The next morning I woke up and went to the bathroom wearing just the t-shirt and my panties. The bathroom was down the hall and as I left the guest room I ran into my father-in-law in the hall. He was wearing boxers and a t-shirt and his hair was a mess. I paused as he looked perplexed. My mind flashed back to the previous night and my heart skipped a beat. He stopped me and said he wanted to apologize for coming in my room and hoped I would keep it between us. I asked if he was ok and he stuttered before saying he was fine. I felt a heat flash as I looked down and saw he was getting an erection. I blushed and quickly ducked into the bathroom.
I stood at the sink and I saw that the thin t-shirt I was wearing did little to hide my hard nipples and dark aureolas. While he was not a hunk, my father-in-law was a handsome man in his late 50's. I stripped and jumped in the shower. As I washed I thought about what I had seen and I quickly gathered that my father-in-law was considerably better endowed than his son. I tried to clear my head but my lack of sex and desire to be intimate was overpowering my thoughts. I knew that I would be playing with myself that night and I hoped my friend and her husband would be active to give me greater inspiration.
I wrapped in a towel and headed out into the hall. As I past my in-laws bed room I noticed my father-in-law sitting on the foot of his bed. I paused and started to ask if he was ok but I did a double take. I gasped rather loud when I saw that my father-in-law was jerking off. It was surreal to see him stroking his large manhood.
My father-in-law turned his head and we made eye contact. He jumped up and his boxers fell to his ankles. I gasped as I saw his really large pecker standing up proudly. He tried to cover himself up. I dashed to the guest room and closed the door. My heart was racing and I was shaking. I sat on the bed and tried to get the thought of what I had just seen out of my head. Like-father-like-son definitely did not apply in this case. My husband and only lover until then had a short and small penis. I had nothing to compare it to but it worked and early in our marriage I think we had sex almost daily.
I sat on the bed thinking about what I had just seen. I took a few deep breaths and was just about to stand when there was a knock at the door. After a pause my father-in-law asked if he could speak to me before I left. I started shaking.

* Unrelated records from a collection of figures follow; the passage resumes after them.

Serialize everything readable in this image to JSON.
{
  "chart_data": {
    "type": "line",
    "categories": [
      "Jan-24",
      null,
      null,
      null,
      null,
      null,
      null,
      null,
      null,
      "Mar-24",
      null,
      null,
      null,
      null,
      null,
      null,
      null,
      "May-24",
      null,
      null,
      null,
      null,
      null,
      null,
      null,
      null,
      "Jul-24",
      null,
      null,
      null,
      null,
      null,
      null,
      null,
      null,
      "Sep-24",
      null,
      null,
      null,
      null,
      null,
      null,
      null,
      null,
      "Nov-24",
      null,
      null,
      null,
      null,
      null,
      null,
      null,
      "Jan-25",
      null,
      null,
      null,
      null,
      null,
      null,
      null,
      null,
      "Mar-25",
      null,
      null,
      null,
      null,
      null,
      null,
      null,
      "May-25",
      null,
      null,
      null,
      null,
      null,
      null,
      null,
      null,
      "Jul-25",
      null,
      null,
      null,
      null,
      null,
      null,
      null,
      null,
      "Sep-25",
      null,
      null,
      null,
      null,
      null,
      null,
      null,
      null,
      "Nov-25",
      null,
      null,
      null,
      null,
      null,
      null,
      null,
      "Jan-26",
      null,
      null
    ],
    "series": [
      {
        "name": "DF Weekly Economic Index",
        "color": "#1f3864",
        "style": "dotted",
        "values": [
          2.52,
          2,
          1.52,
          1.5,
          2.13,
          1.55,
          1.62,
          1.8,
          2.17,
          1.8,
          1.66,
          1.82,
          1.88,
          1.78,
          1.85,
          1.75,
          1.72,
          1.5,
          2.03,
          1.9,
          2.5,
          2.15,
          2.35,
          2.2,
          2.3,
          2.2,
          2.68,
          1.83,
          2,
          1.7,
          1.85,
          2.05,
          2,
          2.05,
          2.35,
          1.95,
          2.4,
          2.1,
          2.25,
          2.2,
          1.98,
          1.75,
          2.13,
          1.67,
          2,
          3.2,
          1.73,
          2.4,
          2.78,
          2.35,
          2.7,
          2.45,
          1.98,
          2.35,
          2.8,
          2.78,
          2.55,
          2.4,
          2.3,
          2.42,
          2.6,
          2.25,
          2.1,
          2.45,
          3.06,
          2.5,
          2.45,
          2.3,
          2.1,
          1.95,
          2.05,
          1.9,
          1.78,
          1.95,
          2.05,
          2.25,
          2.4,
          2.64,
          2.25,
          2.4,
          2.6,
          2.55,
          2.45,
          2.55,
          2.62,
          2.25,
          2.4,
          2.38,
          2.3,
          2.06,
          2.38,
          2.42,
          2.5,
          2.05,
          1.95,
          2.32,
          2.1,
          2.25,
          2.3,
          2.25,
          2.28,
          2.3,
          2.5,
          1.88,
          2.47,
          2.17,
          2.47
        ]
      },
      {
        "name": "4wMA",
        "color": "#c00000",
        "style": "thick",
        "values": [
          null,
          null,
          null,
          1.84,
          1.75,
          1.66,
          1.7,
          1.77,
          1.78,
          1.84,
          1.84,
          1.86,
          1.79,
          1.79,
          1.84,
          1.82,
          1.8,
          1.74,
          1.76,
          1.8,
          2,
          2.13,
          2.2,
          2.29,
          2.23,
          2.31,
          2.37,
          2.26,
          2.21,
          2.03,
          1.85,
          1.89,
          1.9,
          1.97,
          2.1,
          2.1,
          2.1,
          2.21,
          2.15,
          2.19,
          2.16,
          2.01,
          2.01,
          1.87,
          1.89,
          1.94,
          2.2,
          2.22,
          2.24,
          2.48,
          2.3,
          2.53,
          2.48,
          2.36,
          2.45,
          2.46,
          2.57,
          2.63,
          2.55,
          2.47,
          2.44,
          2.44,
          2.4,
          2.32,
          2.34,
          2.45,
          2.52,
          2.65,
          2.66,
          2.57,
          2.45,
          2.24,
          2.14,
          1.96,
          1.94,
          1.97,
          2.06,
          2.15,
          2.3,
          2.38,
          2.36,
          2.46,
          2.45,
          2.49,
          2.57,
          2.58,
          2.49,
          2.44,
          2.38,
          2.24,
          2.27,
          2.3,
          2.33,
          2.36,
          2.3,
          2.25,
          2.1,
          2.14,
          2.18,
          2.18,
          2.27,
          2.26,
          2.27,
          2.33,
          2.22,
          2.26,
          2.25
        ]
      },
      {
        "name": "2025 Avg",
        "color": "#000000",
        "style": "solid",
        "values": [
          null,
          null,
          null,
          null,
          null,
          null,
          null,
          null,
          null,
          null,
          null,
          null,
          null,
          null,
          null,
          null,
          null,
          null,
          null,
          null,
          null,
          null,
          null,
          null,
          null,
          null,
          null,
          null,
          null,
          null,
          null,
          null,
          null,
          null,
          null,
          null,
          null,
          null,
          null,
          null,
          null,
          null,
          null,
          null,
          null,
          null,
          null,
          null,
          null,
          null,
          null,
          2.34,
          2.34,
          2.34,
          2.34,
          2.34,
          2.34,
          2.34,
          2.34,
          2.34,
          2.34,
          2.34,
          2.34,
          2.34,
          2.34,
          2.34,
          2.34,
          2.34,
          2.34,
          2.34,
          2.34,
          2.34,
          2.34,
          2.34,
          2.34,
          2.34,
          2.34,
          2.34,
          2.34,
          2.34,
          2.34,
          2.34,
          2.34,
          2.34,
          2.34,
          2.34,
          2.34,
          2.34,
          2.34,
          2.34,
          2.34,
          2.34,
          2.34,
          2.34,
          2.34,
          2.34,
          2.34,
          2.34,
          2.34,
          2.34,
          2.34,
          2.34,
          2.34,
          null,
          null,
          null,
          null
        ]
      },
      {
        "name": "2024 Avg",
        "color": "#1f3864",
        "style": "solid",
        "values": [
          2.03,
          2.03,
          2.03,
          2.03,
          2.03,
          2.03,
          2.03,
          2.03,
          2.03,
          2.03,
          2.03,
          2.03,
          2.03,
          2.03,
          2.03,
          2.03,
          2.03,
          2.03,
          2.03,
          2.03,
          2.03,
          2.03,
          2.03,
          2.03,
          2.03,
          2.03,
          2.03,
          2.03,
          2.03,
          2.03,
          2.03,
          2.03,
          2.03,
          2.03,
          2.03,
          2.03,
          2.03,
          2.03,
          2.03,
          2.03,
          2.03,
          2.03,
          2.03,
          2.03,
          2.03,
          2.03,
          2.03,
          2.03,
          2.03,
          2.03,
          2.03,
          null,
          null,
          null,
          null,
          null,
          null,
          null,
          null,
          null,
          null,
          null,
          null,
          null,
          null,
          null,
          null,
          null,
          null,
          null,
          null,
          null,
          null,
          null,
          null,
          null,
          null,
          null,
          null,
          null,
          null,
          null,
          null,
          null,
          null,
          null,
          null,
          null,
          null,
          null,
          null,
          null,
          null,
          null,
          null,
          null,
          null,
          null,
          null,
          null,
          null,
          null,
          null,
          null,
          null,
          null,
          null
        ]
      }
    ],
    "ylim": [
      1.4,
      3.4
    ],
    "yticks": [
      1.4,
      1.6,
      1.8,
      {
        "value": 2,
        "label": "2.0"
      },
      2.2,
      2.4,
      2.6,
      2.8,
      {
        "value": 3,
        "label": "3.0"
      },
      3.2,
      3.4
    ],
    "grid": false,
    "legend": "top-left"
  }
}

I answered. "We can talk now if you want."
I opened the door and watched his eyes survey my towel-wrapped full figured body. I partially moved behind the door and tried not to look down at his crotch but my eyes were drawn to the lump in his boxers. There was a distinctive bulge and I saw the outline of his shaft and the distinct ridge of his bloated head as it pushed against the thin cotton material. I felt my heart flutter as he started apologizing. I saw a tear in his eye.
Honestly my head was spinning and all I heard was "waaa, waaa, waaa." He was trying to apologize for his actions and for getting sexually excited. I saw his eyes look down at my ample cleavage being smashed by the towel that was wrapped around me. I saw his cock jump and swell even larger in his boxers. He started to leave and I reached for his hand. My voice cracked as I asked where his wife was and he paused. He looked into my eyes before letting his gaze drop to my cleavage. He reminded me that she volunteered at the hospital on Thursday mornings. I blushed, I should have know that. Every Thursday I meet my mother-in-law for coffee in the cafeteria after her volunteer shift and before my afternoon shift.